George Steiner y Nuccio Ordine son dos grandes escritores de profunda formación humanística, unidos por el amor a las letras como por una noble amistad. Nuccio Ordine escribió George Steiner, el huésped incómodo. Entrevista póstuma y otras conversaciones (Acantilado, 2023). En este breve texto recoge la entrevista que le hizo a Steiner con el encargo de que se publique a su muerte, acaecida en el 2020. Y así lo hizo: una entrevista póstuma convertida, al mismo tiempo, en un libro póstumo de Ordine quien falleció en junio de 2023 a los 65 años. Ya solo este hecho de la “vida prestada” y de que la muerte llega a cualquier hora del día me ha dado mucho que pensar.
El libro tiene una larga introducción en la que Ordine traza el perfil intelectual de Steiner con la delicadeza del amigo y la agudeza del profesor, enlazando las declaraciones del entrevistado y algunas de las obras emblemáticas de su interlocutor. Y así, Ordine califica a Steiner como el huésped incómodo en los ámbitos en los que fue acogido. Conocedor de la cultura occidental, no dejó de elogiarla a la vez que señaló sus derivas negativas. Judío de nacimiento, aunque no practicante, ni creyente. Defensor de sus raíces judías, pero no sionista considerando que del sionismo no se sigue la creación de un Estado independiente. Crítico con la deriva occidental que llevó al exterminio de los judíos e, igualmente, de un hondo talante pacifista, condenando toda violencia venga de donde venga. Fustigó el oficio de los críticos literarios cuando olvidan su papel de carteros: el buen crítico actúa como el sobre que porta la carta y no al revés.
Steiner fue un maestro apasionado.

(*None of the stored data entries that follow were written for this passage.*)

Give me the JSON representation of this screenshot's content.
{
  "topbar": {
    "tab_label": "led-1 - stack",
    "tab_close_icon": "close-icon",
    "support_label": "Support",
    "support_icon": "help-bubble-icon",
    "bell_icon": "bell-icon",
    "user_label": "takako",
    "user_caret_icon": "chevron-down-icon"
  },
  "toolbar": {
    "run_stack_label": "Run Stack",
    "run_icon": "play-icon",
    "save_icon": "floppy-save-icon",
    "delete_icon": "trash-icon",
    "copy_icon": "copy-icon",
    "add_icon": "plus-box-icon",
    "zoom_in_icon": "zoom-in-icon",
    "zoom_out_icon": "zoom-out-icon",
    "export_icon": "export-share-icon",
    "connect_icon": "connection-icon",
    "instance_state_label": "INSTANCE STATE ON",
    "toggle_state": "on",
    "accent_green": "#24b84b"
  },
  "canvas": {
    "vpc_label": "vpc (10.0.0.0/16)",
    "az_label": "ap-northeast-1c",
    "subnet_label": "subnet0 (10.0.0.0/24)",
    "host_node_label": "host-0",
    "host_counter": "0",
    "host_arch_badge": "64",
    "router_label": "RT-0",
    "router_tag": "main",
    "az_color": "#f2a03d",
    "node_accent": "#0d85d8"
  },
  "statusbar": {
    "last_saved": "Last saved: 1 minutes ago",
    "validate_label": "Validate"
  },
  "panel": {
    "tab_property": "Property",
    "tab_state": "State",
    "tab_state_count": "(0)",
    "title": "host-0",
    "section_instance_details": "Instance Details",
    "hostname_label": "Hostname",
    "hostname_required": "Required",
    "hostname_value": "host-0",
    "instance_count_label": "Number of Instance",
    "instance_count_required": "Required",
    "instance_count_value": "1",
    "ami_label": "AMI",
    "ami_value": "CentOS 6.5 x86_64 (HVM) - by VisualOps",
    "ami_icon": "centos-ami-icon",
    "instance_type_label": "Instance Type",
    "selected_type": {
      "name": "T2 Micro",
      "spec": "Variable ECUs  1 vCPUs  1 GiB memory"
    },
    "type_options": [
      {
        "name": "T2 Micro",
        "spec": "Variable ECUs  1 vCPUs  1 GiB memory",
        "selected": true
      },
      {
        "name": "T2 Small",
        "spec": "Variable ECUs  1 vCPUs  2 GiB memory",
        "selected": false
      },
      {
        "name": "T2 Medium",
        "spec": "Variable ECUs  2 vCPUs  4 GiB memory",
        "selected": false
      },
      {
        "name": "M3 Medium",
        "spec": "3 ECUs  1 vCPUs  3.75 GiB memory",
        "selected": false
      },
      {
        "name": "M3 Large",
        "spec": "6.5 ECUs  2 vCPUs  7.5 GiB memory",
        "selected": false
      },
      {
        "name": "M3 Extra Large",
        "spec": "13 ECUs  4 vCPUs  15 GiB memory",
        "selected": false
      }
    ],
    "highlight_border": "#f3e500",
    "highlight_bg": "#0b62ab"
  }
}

Señala que “preparar una lección, leer un clásico, escribir un ensayo, dialogar con los estudiantes son aspectos diversos de una misma pasión, de una única exultación, de un privilegio que otorga un sentido fuerte a la vida de quien enseña (p. 27). (…) Enseñar con seriedad es poner las manos en lo que tiene de más vital un ser humano (p. 29)”. A lo que Ordine agrega: “recitar unos versos par cœur (o como se dice también en inglés, by heart) no significa sólo aprender de memoria. Significa sobre todo «aprender de corazón». También aquí las palabras de Steiner suenan como una advertencia contra las vacuas pedagogías hedonísticas que, hace ya muchas décadas, han demonizado en las escuelas y en las universidades el rito de aprender poesía de memoria (p. 31 y 32)”. Es decir, ni la racionalidad ni el pensamiento escrito deben prescindir de la memoria y la imaginación. Con estas facultades recitamos versos y pasajes de textos para saborear su contenido y música. Saber no se reduce a tener la facilidad de encontrar la información en la red, saber es, también, hurgar en la interior de la memoria para enriquecer el propio discurso y la visión de la vida.
Nuccio Ordine le pregunta a Steiner qué ha significado la amistad en su vida, a lo que responde: “la amistad ha tenido un peso enorme. Y nadie lo sabe mejor que tú. Habría vivido muy mal las últimas décadas de mi vida sin ti y sin otros dos o tres amigos más con los que he mantenido una densísima correspondencia, interlocutores privilegiados con quienes he compartido una profunda intimidad afectiva (…). La amistad, la auténtica amistad, se basa en un misterio que Montaigne (intentando explicar su relación con Étienne de La Boétie) resumió en una bellísima frase: Porque era él; porque era yo (p. 76 y 77)”. Sí, los seres humanos somos sociales y dialógicos, requerimos del otro para ser, crecer, recibir y dar. La amistad forma parte esencial de las relaciones interpersonales que expanden el alma en una convergencia de admiración, intereses, cariño.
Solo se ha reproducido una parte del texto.